3D Gaussian Splatting (3DGS) has substantial potential for enabling photorealistic Free-Viewpoint Video (FVV) experiences. However, the vast number of Gaussians and their associated attributes poses significant challenges for storage and transmission. Existing methods typically handle dynamic 3DGS representation and compression separately, neglecting motion information and the rate-distortion (RD) trade-off during training, leading to performance degradation and increased model redundancy. To address this gap, we propose 4DGC, a novel rate-aware 4D Gaussian compression framework that significantly reduces storage size while maintaining superior RD performance for FVV. Specifically, 4DGC introduces a motion-aware dynamic Gaussian representation that utilizes a compact motion grid combined with sparse compensated Gaussians to exploit inter-frame similarities. This representation effectively handles large motions, preserving quality and reducing temporal redundancy. Furthermore, we present an end-to-end compression scheme that employs differentiable quantization and a tiny implicit entropy model to compress the motion grid and compensated Gaussians efficiently. The entire framework is jointly optimized using a rate-distortion trade-off. Extensive experiments demonstrate that 4DGC supports variable bitrates and consistently outperforms existing methods in RD performance across multiple datasets.

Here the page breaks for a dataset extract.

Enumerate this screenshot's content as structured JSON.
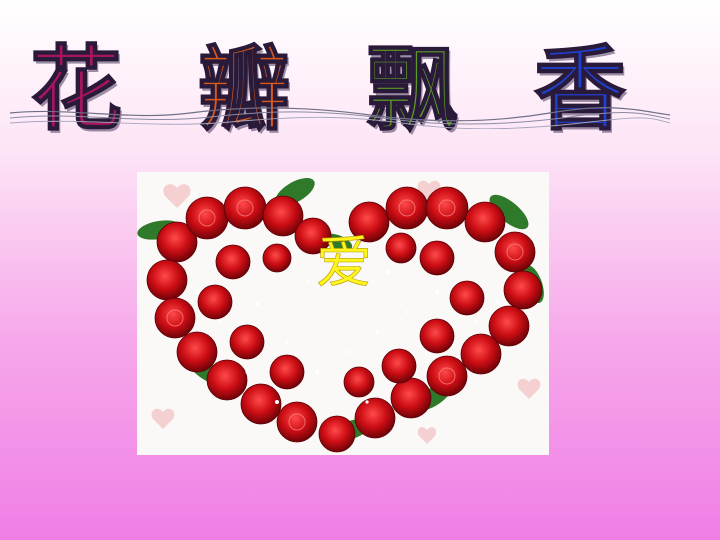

Left: 4DGC results, showcasing flexible quality levels across various bitrates. Middle: Comparison of visual quality and bitrate with state-of-the-art methods. Right: The RD performance of our approach surpasses that of prior work (e.g. 3DGStream, ReRF, TeTriRF).
Illustration of the 4DGC Framework. The reconstructed Gaussians from the previous frame are retrieved from the reference buffer and combined with the input images of the current frame to facilitate learning of the motion grid and the compensated Gaussians through a two-stage training process. In the first stage, the motion grid and its associated entropy model are optimized. In the second stage, the compensated Gaussians are refined along with their corresponding entropy model. Both stages are supervised by a rate-distortion trade-off, employing simulated quantization and an entropy model to jointly optimize representation and compression.

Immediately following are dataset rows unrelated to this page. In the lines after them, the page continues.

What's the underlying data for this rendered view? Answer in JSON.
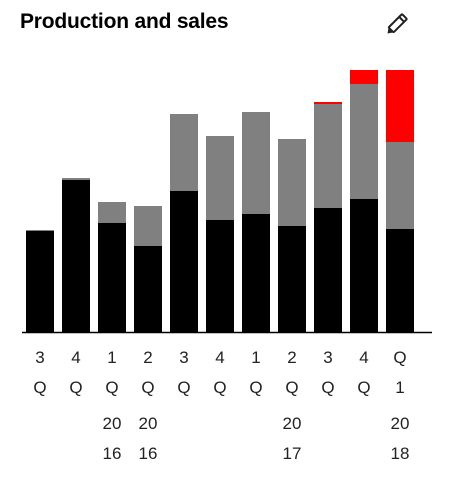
{
  "header": {
    "title": "Production and sales",
    "edit_icon": "pencil-icon"
  },
  "colors": {
    "segment_1": "#000000",
    "segment_2": "#808080",
    "segment_3": "#ff0000",
    "axis": "#000000"
  },
  "chart_data": {
    "type": "bar",
    "stacked": true,
    "categories": [
      "3Q",
      "4Q",
      "1Q",
      "2Q",
      "3Q",
      "4Q",
      "1Q",
      "2Q",
      "3Q",
      "4Q",
      "Q1"
    ],
    "category_label_lines": [
      [
        "3",
        "Q"
      ],
      [
        "4",
        "Q"
      ],
      [
        "1",
        "Q",
        "20",
        "16"
      ],
      [
        "2",
        "Q",
        "20",
        "16"
      ],
      [
        "3",
        "Q"
      ],
      [
        "4",
        "Q"
      ],
      [
        "1",
        "Q"
      ],
      [
        "2",
        "Q",
        "20",
        "17"
      ],
      [
        "3",
        "Q"
      ],
      [
        "4",
        "Q"
      ],
      [
        "Q",
        "1",
        "20",
        "18"
      ]
    ],
    "year_labels": [
      {
        "category_index": 3,
        "lines": [
          "20",
          "16"
        ]
      },
      {
        "category_index": 7,
        "lines": [
          "20",
          "17"
        ]
      },
      {
        "category_index": 10,
        "lines": [
          "20",
          "18"
        ]
      }
    ],
    "series": [
      {
        "values": [
          101,
          152,
          109,
          86,
          141,
          112,
          118,
          106,
          124,
          133,
          103
        ]
      },
      {
        "values": [
          1,
          2,
          21,
          40,
          77,
          84,
          102,
          87,
          104,
          115,
          87
        ]
      },
      {
        "values": [
          0,
          0,
          0,
          0,
          0,
          0,
          0,
          0,
          2,
          14,
          72
        ]
      }
    ],
    "ylim": [
      0,
      264
    ],
    "grid": false,
    "y_axis_visible": false,
    "xlabel": "",
    "ylabel": "",
    "legend": "none"
  }
}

Illustration of our motion-aware dynamic Gaussian modeling that utilizes a multi-resolution motion grid with sparse compensated Gaussians to exploit inter-frame similarities.
We present a qualitative comparison with ReRF, TeTriRF, and 3DGStream on the coffee martini sequence from the N3DV dataset and the trimming sequence from the MeetRoom dataset, as shown in the figure. Our approach achieves comparable reconstruction quality to 3DGStream at a substantially lower bitrate, achieving a compression rate exceeding 16×. Compared to ReRF and TeTriRF, our 4DGC more effectively preserves finer details—such as the head, window, bottles, and books in coffee martini, and the face, hand, plant, and scissor in trimming—which are lost in the reconstructions of these two methods. This demonstrates that our 4DGC accurately captures dynamic scene elements and maintains high-quality detail in intricate objects while achieving a highly compact model size.